KincaiMedia, BOGOR -- Puasa Ramadhan diwajibkan bagi umat Islam. Namun, ada sejumlah orang dalam kondisi tertentu yang boleh tidak berpuasa Ramadhan.
Islam merupakan kepercayaan yang sesuai fitrah manusia. Selain itu, kepercayaan ini juga memudahkan insan yang menganutnya. Hal ini ditegaskan langsung oleh Allah SWT dalam Alquran. "Allah menghendaki kemudahan bagimu, dan tidak menghendaki kesukaran bagimu" (QS al-Baqarah: 185).
Kemudahan juga bertindak kala bulan suci Ramadhan. Puasa merupakan suatu tanggungjawab dalam satu bulan penuh Ramadhan.
Akan tetapi, ada beberapa orang yang dalam situasi dan kondisi tertentu dibolehkan tidak berpuasa kala Ramadhan. Mereka itu adalah sebagai berikut.

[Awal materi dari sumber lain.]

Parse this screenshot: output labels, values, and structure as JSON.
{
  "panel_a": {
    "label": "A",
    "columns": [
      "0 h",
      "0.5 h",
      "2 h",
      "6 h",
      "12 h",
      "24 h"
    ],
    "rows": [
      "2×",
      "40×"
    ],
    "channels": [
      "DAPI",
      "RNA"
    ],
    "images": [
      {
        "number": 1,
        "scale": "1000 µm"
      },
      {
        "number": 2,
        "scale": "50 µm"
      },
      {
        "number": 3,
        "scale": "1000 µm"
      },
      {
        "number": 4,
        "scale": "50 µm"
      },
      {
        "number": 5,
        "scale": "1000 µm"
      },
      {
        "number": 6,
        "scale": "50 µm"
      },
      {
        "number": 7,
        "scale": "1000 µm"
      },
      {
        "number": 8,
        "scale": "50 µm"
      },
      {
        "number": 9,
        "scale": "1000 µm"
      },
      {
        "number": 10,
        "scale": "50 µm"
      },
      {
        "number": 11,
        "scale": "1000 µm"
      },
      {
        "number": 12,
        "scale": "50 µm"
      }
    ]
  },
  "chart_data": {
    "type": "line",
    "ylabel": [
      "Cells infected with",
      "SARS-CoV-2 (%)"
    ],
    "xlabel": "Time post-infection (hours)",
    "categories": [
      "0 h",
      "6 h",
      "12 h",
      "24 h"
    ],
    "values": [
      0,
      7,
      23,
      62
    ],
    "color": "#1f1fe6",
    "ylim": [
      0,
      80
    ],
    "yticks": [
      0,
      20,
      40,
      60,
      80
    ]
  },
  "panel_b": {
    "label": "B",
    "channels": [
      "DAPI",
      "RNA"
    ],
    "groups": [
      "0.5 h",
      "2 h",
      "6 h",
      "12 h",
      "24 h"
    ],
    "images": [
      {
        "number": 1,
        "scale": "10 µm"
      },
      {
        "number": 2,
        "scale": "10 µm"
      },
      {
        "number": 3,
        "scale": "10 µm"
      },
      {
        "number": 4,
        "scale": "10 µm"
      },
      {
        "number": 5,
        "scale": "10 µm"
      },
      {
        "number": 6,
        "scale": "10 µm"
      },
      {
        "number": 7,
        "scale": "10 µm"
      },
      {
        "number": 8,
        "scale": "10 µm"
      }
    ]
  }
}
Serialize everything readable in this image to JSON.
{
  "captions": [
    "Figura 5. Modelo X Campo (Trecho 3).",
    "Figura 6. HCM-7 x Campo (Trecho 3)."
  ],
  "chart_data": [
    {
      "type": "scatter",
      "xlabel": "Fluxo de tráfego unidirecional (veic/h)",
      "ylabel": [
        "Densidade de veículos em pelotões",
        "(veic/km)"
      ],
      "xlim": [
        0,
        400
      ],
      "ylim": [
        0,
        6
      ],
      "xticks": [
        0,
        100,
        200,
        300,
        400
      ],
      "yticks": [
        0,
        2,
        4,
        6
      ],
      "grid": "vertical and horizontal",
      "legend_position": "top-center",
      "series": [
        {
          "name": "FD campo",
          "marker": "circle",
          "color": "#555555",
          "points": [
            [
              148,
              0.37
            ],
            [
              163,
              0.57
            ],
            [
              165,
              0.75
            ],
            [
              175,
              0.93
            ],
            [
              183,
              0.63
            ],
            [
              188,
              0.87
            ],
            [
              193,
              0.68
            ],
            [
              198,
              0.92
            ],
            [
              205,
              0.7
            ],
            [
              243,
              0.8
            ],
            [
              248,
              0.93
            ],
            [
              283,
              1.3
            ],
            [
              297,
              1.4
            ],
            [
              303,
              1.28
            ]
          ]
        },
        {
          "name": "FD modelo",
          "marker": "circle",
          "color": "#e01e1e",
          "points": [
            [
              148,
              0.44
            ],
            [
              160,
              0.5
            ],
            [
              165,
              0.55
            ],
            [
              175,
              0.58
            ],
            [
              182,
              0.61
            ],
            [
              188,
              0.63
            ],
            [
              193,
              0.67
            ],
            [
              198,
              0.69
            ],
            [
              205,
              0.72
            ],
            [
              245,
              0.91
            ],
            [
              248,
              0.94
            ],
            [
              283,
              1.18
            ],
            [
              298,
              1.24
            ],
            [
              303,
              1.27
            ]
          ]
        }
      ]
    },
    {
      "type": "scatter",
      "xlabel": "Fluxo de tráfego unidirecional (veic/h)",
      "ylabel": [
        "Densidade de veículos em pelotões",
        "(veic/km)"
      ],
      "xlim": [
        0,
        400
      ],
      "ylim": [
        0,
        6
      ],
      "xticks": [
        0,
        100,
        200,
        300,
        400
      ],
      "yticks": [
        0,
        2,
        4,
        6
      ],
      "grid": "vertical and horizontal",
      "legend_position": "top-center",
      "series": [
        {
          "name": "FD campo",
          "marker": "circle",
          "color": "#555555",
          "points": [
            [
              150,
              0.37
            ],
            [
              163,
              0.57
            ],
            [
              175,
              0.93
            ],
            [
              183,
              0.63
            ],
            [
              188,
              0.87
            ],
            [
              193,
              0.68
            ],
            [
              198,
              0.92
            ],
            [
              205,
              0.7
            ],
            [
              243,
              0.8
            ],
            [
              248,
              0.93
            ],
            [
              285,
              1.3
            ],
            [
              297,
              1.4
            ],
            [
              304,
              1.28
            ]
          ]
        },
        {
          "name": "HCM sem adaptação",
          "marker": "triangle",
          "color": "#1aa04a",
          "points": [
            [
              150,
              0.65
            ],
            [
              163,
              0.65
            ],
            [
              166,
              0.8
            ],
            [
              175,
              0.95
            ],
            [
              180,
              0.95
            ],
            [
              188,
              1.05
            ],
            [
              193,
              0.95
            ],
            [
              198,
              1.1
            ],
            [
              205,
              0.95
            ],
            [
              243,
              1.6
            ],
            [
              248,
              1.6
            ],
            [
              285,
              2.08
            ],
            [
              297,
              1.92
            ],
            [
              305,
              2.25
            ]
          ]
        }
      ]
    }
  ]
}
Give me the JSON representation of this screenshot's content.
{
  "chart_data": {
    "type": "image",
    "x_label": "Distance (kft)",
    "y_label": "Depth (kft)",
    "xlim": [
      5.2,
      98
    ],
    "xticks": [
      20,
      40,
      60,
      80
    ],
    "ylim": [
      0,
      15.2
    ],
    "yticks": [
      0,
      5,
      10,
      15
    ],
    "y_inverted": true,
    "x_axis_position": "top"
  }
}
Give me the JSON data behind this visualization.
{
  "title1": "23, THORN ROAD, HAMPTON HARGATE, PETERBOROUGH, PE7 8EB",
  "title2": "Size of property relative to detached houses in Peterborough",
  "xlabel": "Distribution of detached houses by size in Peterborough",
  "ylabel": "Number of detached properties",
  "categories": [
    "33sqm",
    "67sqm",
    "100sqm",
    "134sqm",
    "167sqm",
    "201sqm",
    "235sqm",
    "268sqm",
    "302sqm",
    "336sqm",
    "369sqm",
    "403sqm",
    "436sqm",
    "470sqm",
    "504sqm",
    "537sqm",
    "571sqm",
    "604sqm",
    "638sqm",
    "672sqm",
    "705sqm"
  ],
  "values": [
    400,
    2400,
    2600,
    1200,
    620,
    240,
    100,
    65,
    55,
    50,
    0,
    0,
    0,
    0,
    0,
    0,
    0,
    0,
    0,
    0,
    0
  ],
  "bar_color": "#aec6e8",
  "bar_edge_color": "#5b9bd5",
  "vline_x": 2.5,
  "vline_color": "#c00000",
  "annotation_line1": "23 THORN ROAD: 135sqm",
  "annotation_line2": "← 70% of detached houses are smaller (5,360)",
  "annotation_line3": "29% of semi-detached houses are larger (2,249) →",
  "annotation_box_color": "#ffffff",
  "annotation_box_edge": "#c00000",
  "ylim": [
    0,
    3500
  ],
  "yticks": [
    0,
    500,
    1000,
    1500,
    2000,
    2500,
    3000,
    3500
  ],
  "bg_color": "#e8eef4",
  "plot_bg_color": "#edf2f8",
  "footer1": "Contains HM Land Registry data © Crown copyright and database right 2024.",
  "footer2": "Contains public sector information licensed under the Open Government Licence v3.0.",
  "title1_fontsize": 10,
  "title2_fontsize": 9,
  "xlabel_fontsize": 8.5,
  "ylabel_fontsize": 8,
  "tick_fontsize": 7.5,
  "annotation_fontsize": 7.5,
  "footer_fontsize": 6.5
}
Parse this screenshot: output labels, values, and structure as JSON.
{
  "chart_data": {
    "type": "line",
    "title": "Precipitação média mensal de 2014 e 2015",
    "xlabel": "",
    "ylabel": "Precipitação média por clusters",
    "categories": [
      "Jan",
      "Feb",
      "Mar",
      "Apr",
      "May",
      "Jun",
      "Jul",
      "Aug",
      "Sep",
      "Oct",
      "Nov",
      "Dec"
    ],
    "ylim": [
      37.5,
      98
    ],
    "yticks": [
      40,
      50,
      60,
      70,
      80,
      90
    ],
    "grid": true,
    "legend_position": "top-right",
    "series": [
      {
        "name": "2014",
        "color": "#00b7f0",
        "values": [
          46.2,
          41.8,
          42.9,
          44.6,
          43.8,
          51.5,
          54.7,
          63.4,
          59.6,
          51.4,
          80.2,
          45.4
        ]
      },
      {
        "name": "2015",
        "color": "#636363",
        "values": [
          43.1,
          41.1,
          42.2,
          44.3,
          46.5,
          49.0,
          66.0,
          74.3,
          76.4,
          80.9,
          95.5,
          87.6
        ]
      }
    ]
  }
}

Seorang muslim yang sedang sakit pada Bulan Ramadhan diperbolehkan untuk tidak berpuasa. Hal itu berasas situasi dan kondisi berikut ini. Pertama, jika dia tetap bisa berpuasa tanpa kesukaran, maka dia lebih baik berpuasa. Namun, jika dia tidak mampu, lebih baik dia berbuka. Kedua, jika dia tetap ada angan sembuh dari sakitnya, maka dia hendaknya bersabar menunggu sampai dia sembuh, lampau dia bayar (qadha) sebanyak puasa yang ditinggalkannya. Namun, jika tidak ada angan bakal kesembuhannya, maka dia boleh berbuka dan bayar fidyah dengan sejumlah bahan makanan. Fidyah itu diberikan kepada orang miskin sesuai dengan jumlah hari puasa yang ditinggalkannya.
Orang yang sedang melakukan perjalanan (musafir)--sejauh yang dibolehkan untuk qasar shalatnya--dibolehkan tidak berpuasa.
Setelah kembali dari perjalanannya, dia bakal bayar (qadha) puasa yang ditinggalkannya pada hari-hari di luar bulan Ramadhan.
Firman Allah di dalam Alquran, "Maka, jika diantara Anda ada yang sakit, alias dalam perjalanan (lalu dia berbuka) maka (wajiblah baginya berpuasa) sebanyak hari yang ditinggalkan itu pada hari-hari yang lain" (QS. Al Baqarah: 184).
Jika musafir itu dapat berpuasa dalam perjalanannya adalah lebih baik daripada tidak berpuasa, sebagaimana Firman Allah SWT, "Dan berpuasa lebih baik bagi kamu, jika Anda mengetahui" (QS. Al Baqarah: 155).
Orang yang sudah lanjut usia, baik laki-laki, maupun wanita diperbolehkan tidak berpuasa jika mereka tidak bisa lagi berpuasa. Demikian juga orang-orang yang bekerja berat sebagai mata pencahariannya, seperti orang-orang yang bekerja di dalam pertambangan, alias orang-orang yang telah dihukum dengan kerja paksa, sehingga susah sekali melakukan puasa.
Mereka semuanya dapat mengganti hari-hari puasa mereka dengan fidyah, sebagaimana firman Allah SWT, "Dan wajib bagi orang-orang yang berat menjalankannya (jika mereka tidak berpuasa), bayar (yaitu), memberi makan seorang miskin." (QS. Albaqarah: 184).
Perempuan yang sedang mengandung alias menyusui, dibolehkan tidak berpuasa. Hanya di dalam pelaksanaannya terdapat perbedaan pendapat di kalangan ustadz dikalangan Ulama.
Menurut Ibnu Umar dan Ibnu Abbas RA, Apabila wanita mengandung dan wanita yang menyusui cemas atas dirinya dan anaknya, maka keduanya boleh berbuka, dan wajib memberi fidyah. Ia tidak meng-qadha puasa yang telah ditinggalkannya.
Menurut Imam Syafi'i dan Imam Ahmad, jika keduanya hanya cemas atas anaknya saja lampau dia berbuka, maka keduanya wajib qadha dan fidyah. Jika keduanya cemas pada dirinya saja, alias cemas pada dirinya dan anaknya, maka keduanya wajib fidyah saja, tanpa qadha.
Adapun menurut para ustadz ajaran Hanafiah, dan Abu Ubai, serta Abu Tsaur, wanita yang mengandung dan yang menyusui, hanya wajib qadha, tanpa fidyah. Wallahu'alam.